Les paléontologues espèrent remonter encore plus loin le fil de l'évolution. "En Russie, il existe un gisement à la conservation exceptionnelle datant du Précambrien avec des créatures encore plus énigmatiques qui ne ressemblent à rien de connu, observe Jean Vannier. Entre le Cambrien et le Précambrien, on a l'impression qui ces deux mondes ne sont absolument pas liés. Il manque sans doute quelque chose entre les deux. C'est un champ de recherche passionnant pour l'avenir."

Pourquoi cette découverte suscite un débat ?
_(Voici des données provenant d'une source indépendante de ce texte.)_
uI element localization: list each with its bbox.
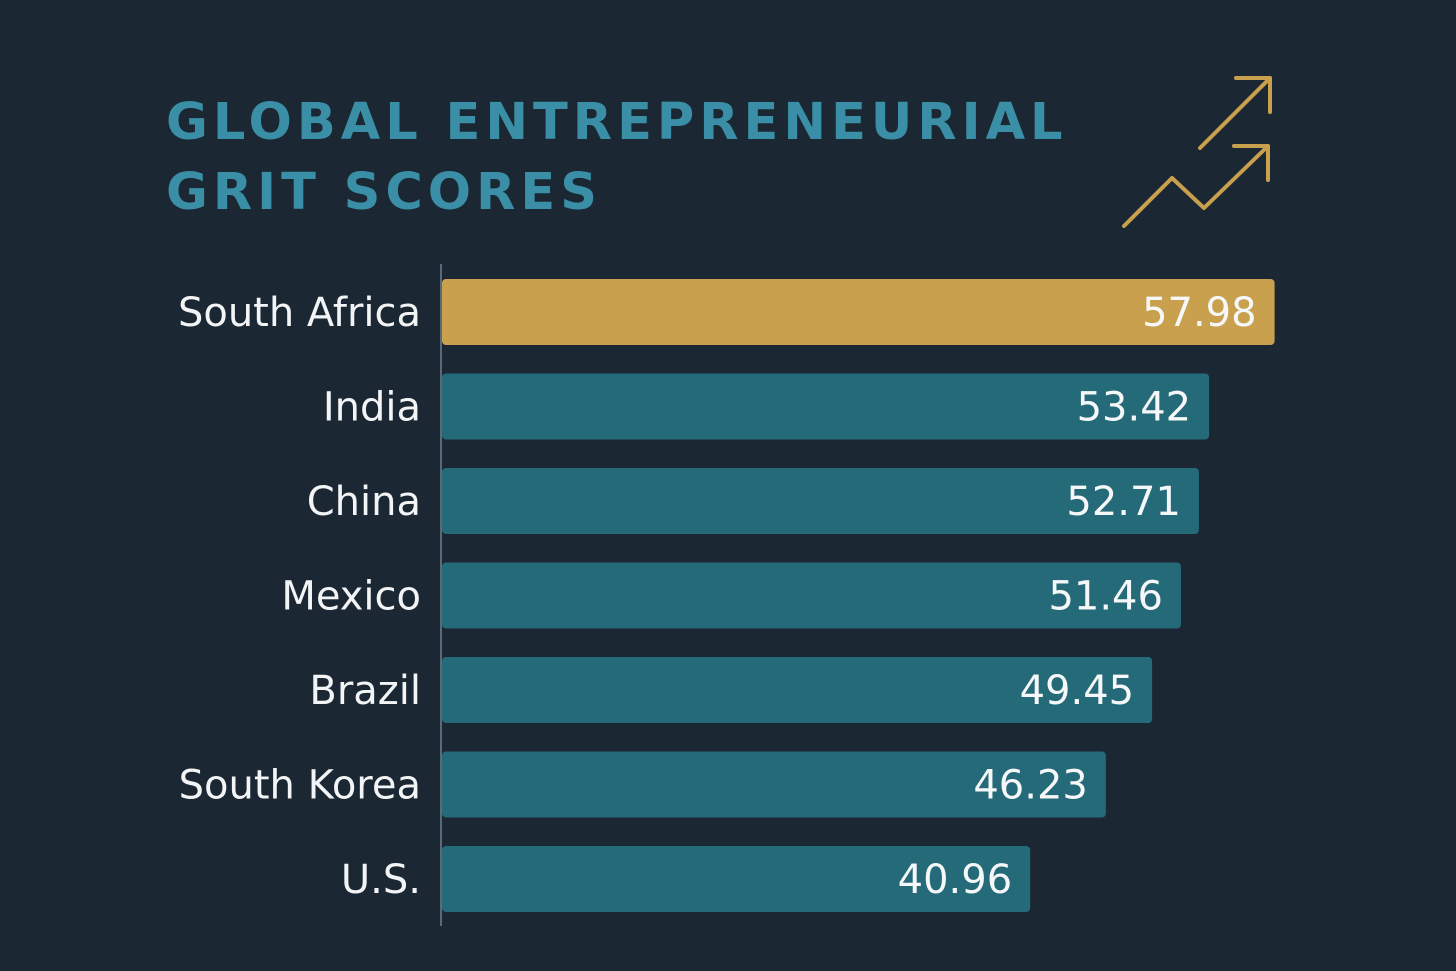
category-label: Brazil — [309, 668, 421, 714]
chart-title-line-1: GLOBAL ENTREPRENEURIAL — [166, 93, 1068, 152]
category-label: U.S. — [341, 857, 421, 903]
bar-brazil — [442, 657, 1153, 723]
bar-india — [442, 373, 1210, 440]
value-label: 52.71 — [1066, 479, 1181, 525]
value-label: 57.98 — [1142, 290, 1257, 336]
bar-china — [442, 468, 1199, 534]
category-label: India — [323, 385, 421, 431]
bar-south-africa — [442, 279, 1275, 345]
chart-title: GLOBAL ENTREPRENEURIAL GRIT SCORES — [166, 88, 1086, 228]
bar-south-korea — [442, 751, 1106, 818]
value-label: 49.45 — [1020, 668, 1135, 714]
value-label: 46.23 — [973, 763, 1088, 809]
category-label: South Korea — [179, 763, 421, 809]
value-label: 51.46 — [1048, 574, 1163, 620]
category-label: Mexico — [281, 574, 421, 620]
trend-up-arrows-icon — [1122, 76, 1272, 228]
chart-title-line-2: GRIT SCORES — [166, 163, 603, 222]
bar-mexico — [442, 562, 1181, 629]
value-label: 53.42 — [1077, 385, 1192, 431]
bar-u-s — [442, 846, 1031, 912]
value-label: 40.96 — [898, 857, 1013, 903]
category-label: China — [307, 479, 421, 525]
category-label: South Africa — [178, 290, 421, 336]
Bertrand Lefebvre, chargé de recherche au laboratoire de géologie de Lyon du CNRS, contacté par franceinfo, se dit "très sceptique" et "reste réservé sur ces interprétations" publiées dans Nature qui lient Saccorhytus à l'être humain. Selon lui, ses homologues chinois "poussent leurs hypothèses au maximum" et se montrent "un peu légers dans leur argumentation".
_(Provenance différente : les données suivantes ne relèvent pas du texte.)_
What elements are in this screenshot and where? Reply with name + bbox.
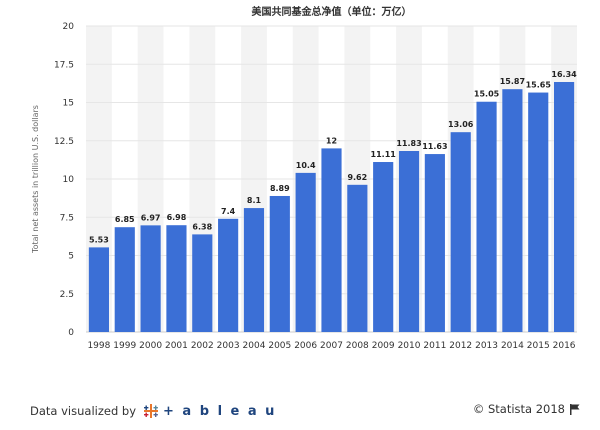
x-tick-label: 2011 (423, 341, 446, 351)
flag-icon (570, 403, 580, 415)
x-tick-label: 2001 (165, 341, 188, 351)
bars (88, 81, 575, 333)
x-tick-label: 2009 (372, 341, 395, 351)
x-tick-label: 2007 (320, 341, 343, 351)
x-tick-labels: 1998 1999 2000 2001 2002 2003 2004 2005 2006 2007… (87, 341, 575, 351)
data-label: 15.05 (474, 90, 500, 99)
statista-credit[interactable]: © Statista 2018 (473, 402, 580, 416)
bar (424, 154, 445, 332)
data-labels: 5.53 6.85 6.97 6.98 6.38 7.4 8.1 8.89 10.4 12 9.62… (89, 70, 577, 244)
x-tick-label: 2012 (449, 341, 472, 351)
y-axis-title: Total net assets in trillion U.S. dollar… (31, 105, 40, 254)
data-label: 13.06 (448, 120, 474, 129)
bar (528, 92, 549, 333)
data-label: 5.53 (89, 235, 109, 244)
footer: Data visualized by + a b l e a u © Stati… (0, 396, 600, 424)
bar (373, 162, 394, 332)
y-tick-label: 10 (63, 175, 75, 185)
bar (321, 148, 342, 332)
bar (88, 247, 109, 332)
x-tick-label: 2010 (398, 341, 421, 351)
bar (269, 195, 290, 332)
x-tick-label: 2014 (501, 341, 524, 351)
bar (114, 227, 135, 332)
x-tick-label: 2004 (243, 341, 266, 351)
bar (502, 89, 523, 333)
bar (554, 81, 575, 332)
x-tick-label: 2005 (268, 341, 291, 351)
bottom-strip (0, 424, 600, 430)
data-label: 6.38 (192, 222, 212, 231)
data-label: 8.89 (270, 184, 290, 193)
y-tick-labels: 0 2.5 5 7.5 10 12.5 15 17.5 20 (54, 22, 74, 338)
x-tick-label: 2013 (475, 341, 498, 351)
x-tick-label: 2003 (217, 341, 240, 351)
data-label: 12 (326, 136, 337, 145)
data-label: 6.85 (115, 215, 135, 224)
tableau-logo-icon (142, 402, 160, 420)
data-label: 10.4 (296, 161, 316, 170)
data-label: 7.4 (221, 207, 236, 216)
data-label: 6.98 (167, 213, 187, 222)
x-tick-label: 1999 (113, 341, 136, 351)
copyright-text: © Statista 2018 (472, 402, 565, 416)
bar (476, 101, 497, 332)
bar (140, 225, 161, 332)
x-tick-label: 2015 (527, 341, 550, 351)
x-tick-label: 2002 (191, 341, 214, 351)
tableau-attribution[interactable]: Data visualized by + a b l e a u (30, 402, 276, 420)
y-tick-label: 5 (68, 252, 74, 262)
y-tick-label: 15 (63, 99, 74, 109)
bar (450, 132, 471, 332)
visualized-by-text: Data visualized by (30, 404, 137, 418)
bar (166, 225, 187, 332)
bar (218, 218, 239, 332)
chart: 美国共同基金总净值（单位：万亿） 02.557.51012.51517.520 … (31, 5, 577, 351)
y-tick-label: 7.5 (60, 213, 74, 223)
y-tick-label: 12.5 (54, 137, 74, 147)
y-tick-label: 0 (68, 328, 74, 338)
chart-title: 美国共同基金总净值（单位：万亿） (252, 5, 412, 18)
x-tick-label: 2006 (294, 341, 317, 351)
bar (347, 184, 368, 332)
tableau-wordmark: + a b l e a u (163, 403, 277, 419)
bar (398, 151, 420, 332)
data-label: 11.63 (422, 142, 447, 151)
y-tick-label: 2.5 (60, 290, 74, 300)
y-tick-label: 17.5 (54, 60, 74, 70)
data-label: 11.11 (371, 150, 397, 159)
data-label: 8.1 (247, 196, 262, 205)
x-tick-label: 2016 (553, 341, 576, 351)
data-label: 15.87 (500, 77, 525, 86)
data-label: 6.97 (141, 213, 161, 222)
bar (295, 172, 316, 332)
x-tick-label: 2008 (346, 341, 369, 351)
y-tick-label: 20 (63, 22, 75, 32)
data-label: 11.83 (396, 139, 421, 148)
x-tick-label: 1998 (87, 341, 110, 351)
bar (243, 208, 265, 332)
x-tick-label: 2000 (139, 341, 162, 351)
data-label: 16.34 (551, 70, 577, 79)
data-label: 15.65 (526, 81, 552, 90)
bar (192, 234, 213, 332)
data-label: 9.62 (347, 173, 367, 182)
"Ces fossiles sont présentés comme des proches des vétulicoliens, c'est-à-dire des formes très primitives des deuterostomiens, proches à la fois des vertébrés et des invertébrés. Or, ce groupe animal est très débattu chez les scientifiques", note Bertrand Lefebvre. Mais à ses yeux, "ces fossiles sont assez différents des vétulicoliens" et "les caractères qui en feraient des deuterostomiens ne sont pas flagrants".

"Saccorhytus est vraiment une boule, il n'a pas de queue ni de tête différenciées, et ses cônes le long du corps ne sont pas aussi bien alignés que sur les vétulicoliens, liste le chercheur. Ces derniers ont une queue avec des éléments téléscopiques, ce qui n'existe pas chez les vertébrés, mais qui peut se retrouver chez certains arthropodes. Ils ont aussi une cuticule, une couche externe, qui n'existe pas non plus chez les deuterostomiens, mais plutôt chez les arthropodes." 

Bertrand Lefebvre voit donc plutôt dans Saccorhytus "une forme un peu aberrante d'arthropodes", ce groupe d'animaux invertébrés qui rassemble, entre autres aujourd'hui, les araignées, les insectes et les crustacés.